Rahsaan Bahati: One leg tied behind his back
Rahsaan Bahati is one of top criterium racers in the U.S., and he's had a strong season since...
Rahsaan Bahati is one of top criterium racers in the U.S., and he's had a strong season since joining the Rock Racing team last year. Yet his wins have come despite a multitude of injuries which have left him able to pedal fully with only one leg. Cyclingnews' Mark Zalewski talked with Bahati on the team's 'bling-bling' bus during Philly week.
Back in 2000 Rahsaan Bahati turned quite a few heads by winning the U.S. elite criterium national championship... as a junior. That win launched his career through several top teams; Mercury, Saturn and TIAA-CREF (now Slipstream.) But none of the teams seemed to match his personality, until 2007 when he found himself on the upstart Rock Racing team. The kid from Compton was 'home,' and his win at the CSC Invitational put the new team on the map.

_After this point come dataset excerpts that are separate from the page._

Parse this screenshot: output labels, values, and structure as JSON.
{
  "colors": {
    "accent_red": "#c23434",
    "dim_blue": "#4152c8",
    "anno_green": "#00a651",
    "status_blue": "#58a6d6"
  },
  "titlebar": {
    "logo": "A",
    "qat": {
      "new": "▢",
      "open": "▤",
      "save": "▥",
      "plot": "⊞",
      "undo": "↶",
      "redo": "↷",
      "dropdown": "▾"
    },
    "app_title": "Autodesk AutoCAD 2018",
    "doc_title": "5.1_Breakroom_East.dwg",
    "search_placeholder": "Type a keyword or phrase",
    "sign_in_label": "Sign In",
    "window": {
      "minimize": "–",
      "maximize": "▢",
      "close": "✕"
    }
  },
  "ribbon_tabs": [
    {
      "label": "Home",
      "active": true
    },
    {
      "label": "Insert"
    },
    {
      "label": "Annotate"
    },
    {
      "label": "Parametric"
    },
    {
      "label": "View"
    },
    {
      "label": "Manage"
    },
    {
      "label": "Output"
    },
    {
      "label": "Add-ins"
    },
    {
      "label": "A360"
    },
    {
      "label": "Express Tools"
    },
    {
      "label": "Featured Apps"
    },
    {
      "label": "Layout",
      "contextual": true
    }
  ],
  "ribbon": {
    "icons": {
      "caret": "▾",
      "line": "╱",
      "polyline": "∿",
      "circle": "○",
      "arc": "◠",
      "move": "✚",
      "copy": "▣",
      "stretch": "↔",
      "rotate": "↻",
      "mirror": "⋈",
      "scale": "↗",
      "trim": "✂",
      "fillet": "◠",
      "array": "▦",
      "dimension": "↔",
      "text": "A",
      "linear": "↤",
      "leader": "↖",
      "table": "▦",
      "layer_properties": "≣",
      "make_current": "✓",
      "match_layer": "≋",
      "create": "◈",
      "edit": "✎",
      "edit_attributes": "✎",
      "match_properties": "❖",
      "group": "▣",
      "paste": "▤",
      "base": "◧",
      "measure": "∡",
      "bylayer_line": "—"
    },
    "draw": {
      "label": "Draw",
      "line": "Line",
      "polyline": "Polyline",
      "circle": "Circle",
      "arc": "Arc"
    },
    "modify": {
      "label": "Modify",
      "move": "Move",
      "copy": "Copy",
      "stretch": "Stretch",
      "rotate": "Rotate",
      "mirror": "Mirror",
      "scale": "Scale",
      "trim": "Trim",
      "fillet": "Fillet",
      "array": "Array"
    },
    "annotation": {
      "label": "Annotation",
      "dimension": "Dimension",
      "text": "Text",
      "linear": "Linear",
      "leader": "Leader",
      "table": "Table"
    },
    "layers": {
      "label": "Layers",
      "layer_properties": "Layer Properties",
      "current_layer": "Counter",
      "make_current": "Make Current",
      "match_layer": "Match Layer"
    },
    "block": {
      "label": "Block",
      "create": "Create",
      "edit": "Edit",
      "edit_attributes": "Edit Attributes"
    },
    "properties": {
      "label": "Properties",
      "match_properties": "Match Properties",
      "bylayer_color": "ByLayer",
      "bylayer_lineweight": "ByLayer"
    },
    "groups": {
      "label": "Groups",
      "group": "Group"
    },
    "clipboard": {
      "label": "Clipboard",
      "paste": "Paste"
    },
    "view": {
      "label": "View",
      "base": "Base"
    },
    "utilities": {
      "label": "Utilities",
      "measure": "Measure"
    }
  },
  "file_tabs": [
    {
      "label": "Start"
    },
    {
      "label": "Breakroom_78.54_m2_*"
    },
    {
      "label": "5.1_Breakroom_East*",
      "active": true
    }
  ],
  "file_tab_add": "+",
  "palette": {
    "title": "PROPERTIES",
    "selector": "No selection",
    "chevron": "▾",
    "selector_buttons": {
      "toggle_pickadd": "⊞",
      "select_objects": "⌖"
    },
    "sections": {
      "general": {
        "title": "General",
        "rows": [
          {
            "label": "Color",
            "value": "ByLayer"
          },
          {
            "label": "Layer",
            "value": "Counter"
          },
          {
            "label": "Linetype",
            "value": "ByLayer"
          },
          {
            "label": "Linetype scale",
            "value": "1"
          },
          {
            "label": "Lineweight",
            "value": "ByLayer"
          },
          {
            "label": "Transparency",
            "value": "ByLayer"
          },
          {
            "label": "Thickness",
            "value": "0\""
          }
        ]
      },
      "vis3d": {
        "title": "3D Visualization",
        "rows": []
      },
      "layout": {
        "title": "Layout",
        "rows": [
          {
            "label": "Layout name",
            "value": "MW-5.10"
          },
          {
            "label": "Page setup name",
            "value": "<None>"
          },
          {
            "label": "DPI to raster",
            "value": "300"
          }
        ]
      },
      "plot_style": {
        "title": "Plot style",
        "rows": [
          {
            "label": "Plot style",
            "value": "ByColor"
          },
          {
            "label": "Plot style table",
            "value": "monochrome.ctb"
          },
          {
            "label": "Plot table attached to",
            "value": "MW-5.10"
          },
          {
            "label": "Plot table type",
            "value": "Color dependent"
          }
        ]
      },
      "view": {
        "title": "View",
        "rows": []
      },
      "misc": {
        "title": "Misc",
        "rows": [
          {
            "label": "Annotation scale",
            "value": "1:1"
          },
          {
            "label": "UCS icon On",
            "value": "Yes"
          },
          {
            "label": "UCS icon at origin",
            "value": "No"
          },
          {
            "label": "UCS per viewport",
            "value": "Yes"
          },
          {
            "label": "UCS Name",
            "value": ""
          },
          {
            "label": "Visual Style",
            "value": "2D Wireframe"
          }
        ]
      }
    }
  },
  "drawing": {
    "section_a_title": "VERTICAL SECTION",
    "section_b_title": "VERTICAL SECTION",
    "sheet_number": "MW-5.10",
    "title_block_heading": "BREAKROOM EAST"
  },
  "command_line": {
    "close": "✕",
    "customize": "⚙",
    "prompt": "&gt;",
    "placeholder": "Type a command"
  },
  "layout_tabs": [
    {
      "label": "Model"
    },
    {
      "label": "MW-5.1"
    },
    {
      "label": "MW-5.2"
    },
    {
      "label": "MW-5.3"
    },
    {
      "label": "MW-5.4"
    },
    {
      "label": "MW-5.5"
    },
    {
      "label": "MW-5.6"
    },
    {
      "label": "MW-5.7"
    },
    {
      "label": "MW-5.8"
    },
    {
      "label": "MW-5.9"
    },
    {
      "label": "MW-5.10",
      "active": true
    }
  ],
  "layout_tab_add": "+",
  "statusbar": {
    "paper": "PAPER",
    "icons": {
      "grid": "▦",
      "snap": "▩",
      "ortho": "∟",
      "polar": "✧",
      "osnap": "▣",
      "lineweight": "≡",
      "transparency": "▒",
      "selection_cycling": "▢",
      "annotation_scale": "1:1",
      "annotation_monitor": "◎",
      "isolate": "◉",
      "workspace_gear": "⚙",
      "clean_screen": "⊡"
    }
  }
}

This year, just when he should be making a career jump equal to the size of his team, Bahati has been quieted by a long-standing set of injuries. Nonetheless he crossed off a major career goal by winning the infamous Athens Twilight criterium and recently defended his win at Manhattan Beach Grand Prix, but did so mostly using one leg.
A little has been already written about Rahsaan Bahati and his chronic leg injury; but to be more specific it is actually a combination of four separate ailments, each of which would cause a cyclist significant pain.
"The first thing, what is giving me the most problems, is that my L5 vertebrae is crushed," he said. "It hasn't actually slipped out, it is just crushed. I had a MRI done on it because I get these huge lumps in my back when I race – they are really big. I can stretch it out but then it always comes back. When I finally got the MRI they did it in two halves – when they got to my back they saw my L5 is crushed. But they also found this tendon called the triremeal is completely torn!"
"They said we can do surgery on that and totally fix it, but you'll be out for like 8 weeks to heal."